Of course, I want our scores to increase more. The district is devoting significant resources to ensuring that students are familiar with the online test format and are able to process the new types of questions, and I support adding needed training and technology for this. A reworking of the math curriculum has happened, a shift to next-generation science standards is coming soon, and a plan for replacing textbooks is being implemented; all these changes and more should cause test scores to continue to climb.

However, one test should not be the single measure of the quality of our schools. By many metrics, our district is doing well. The graduation rate is up; the dropout rate is down. Advanced Placement options have doubled in recent years. Meeting University of California entrance requirements is now the default for students. Opportunities abound to be parts of specialized programs, such as the Bioscience Academy, the Spanish/English Dual Immersion program, FFA, gifted and talented programs, and GECA, our highly ranked high school on the Gavilan College campus. The community service requirement is producing young people who understand the value in giving back. There are many career technical education offerings, teaching skills such as metalworking, computer programming, biotechnology, auto maintenance, and culinary arts. We have music options at all levels, including choir from fourth grade up and band from fifth grade up. Students shine in the wonderful theater and visual arts programs. A wide variety of sports and athletic options are available. District programs focused on school climate are creating welcoming environments where students can comfortably be themselves without fear. Teachers and staff are dedicated professionals. Our campuses are safe, secure, and well maintained.

I am very proud to be a parent of two Gilroy Unified students, and glad for all the opportunities my children have had. Their experiences have been much more than the score on one test.

Gilroy’s public charter school, Gilroy Prep, has consistently been one of the highest scoring schools in the state in key categories and grades tested. Should GP’s methods be mandatory in all GUSD elementary schools and why or why not?

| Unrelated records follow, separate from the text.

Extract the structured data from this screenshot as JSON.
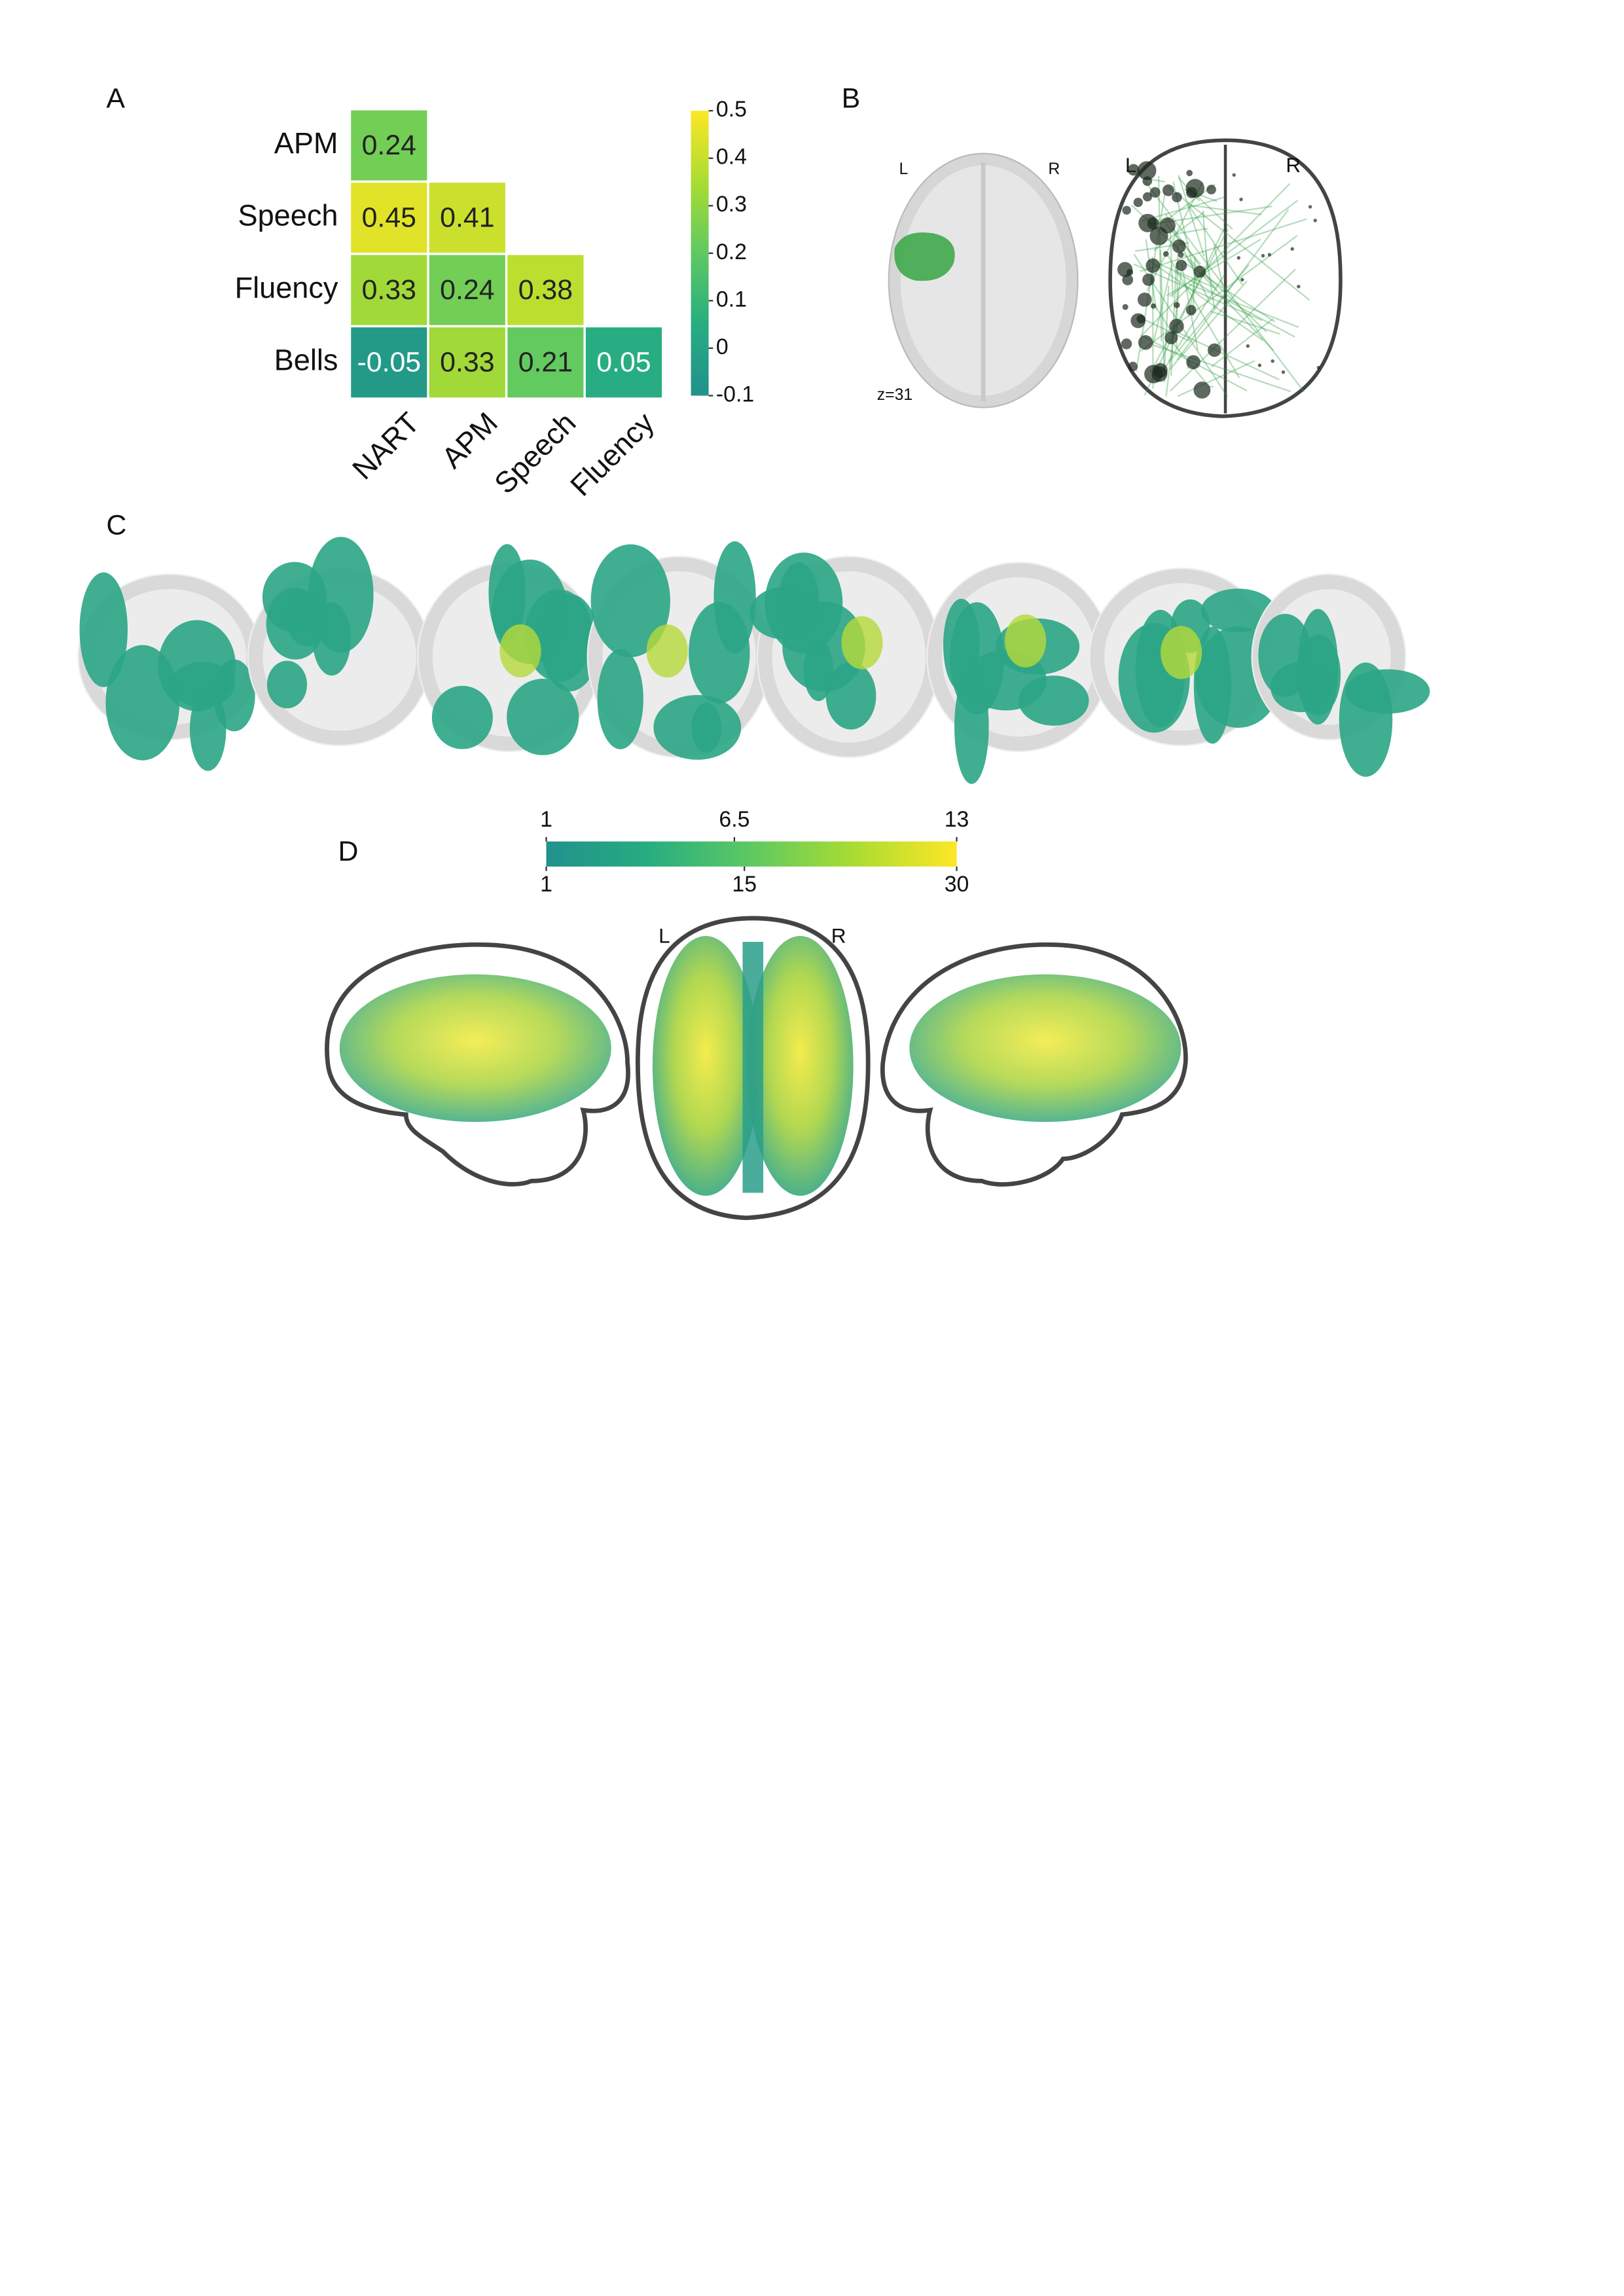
{
  "panel_labels": [
    "A",
    "B",
    "C",
    "D"
  ],
  "chart_data": {
    "type": "heatmap",
    "rows": [
      "APM",
      "Speech",
      "Fluency",
      "Bells"
    ],
    "columns": [
      "NART",
      "APM",
      "Speech",
      "Fluency"
    ],
    "values": [
      [
        0.24,
        null,
        null,
        null
      ],
      [
        0.45,
        0.41,
        null,
        null
      ],
      [
        0.33,
        0.24,
        0.38,
        null
      ],
      [
        -0.05,
        0.33,
        0.21,
        0.05
      ]
    ],
    "colorbar_lim": [
      -0.1,
      0.5
    ],
    "colorbar_ticks": [
      -0.1,
      0,
      0.1,
      0.2,
      0.3,
      0.4,
      0.5
    ],
    "colormap": [
      "#21918c",
      "#27ad81",
      "#5ec962",
      "#aadc32",
      "#fde725"
    ]
  },
  "panel_b": {
    "slice": {
      "left": "L",
      "right": "R",
      "coordinate": "z=31"
    },
    "glass_brain": {
      "left": "L",
      "right": "R"
    }
  },
  "panel_d": {
    "colorbar_top": {
      "lim": [
        1,
        13
      ],
      "ticks": [
        1,
        6.5,
        13
      ]
    },
    "colorbar_bottom": {
      "lim": [
        1,
        30
      ],
      "ticks": [
        1,
        15,
        30
      ]
    },
    "axial": {
      "left": "L",
      "right": "R"
    }
  }
}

GPS has done well on state standardized tests, and their team has been generous with sharing their successful strategies. The district has made regular visits to see their program in action, and one school has a strong working relationship with GPS, where good ideas are passed back and forth. I think this partnership between the district and GPS is valuable, and I hope it continues. Some of their practices are not appropriate or possible at Gilroy Unified schools, for a variety of reasons, including funding, differences in the law, and staffing-related issues.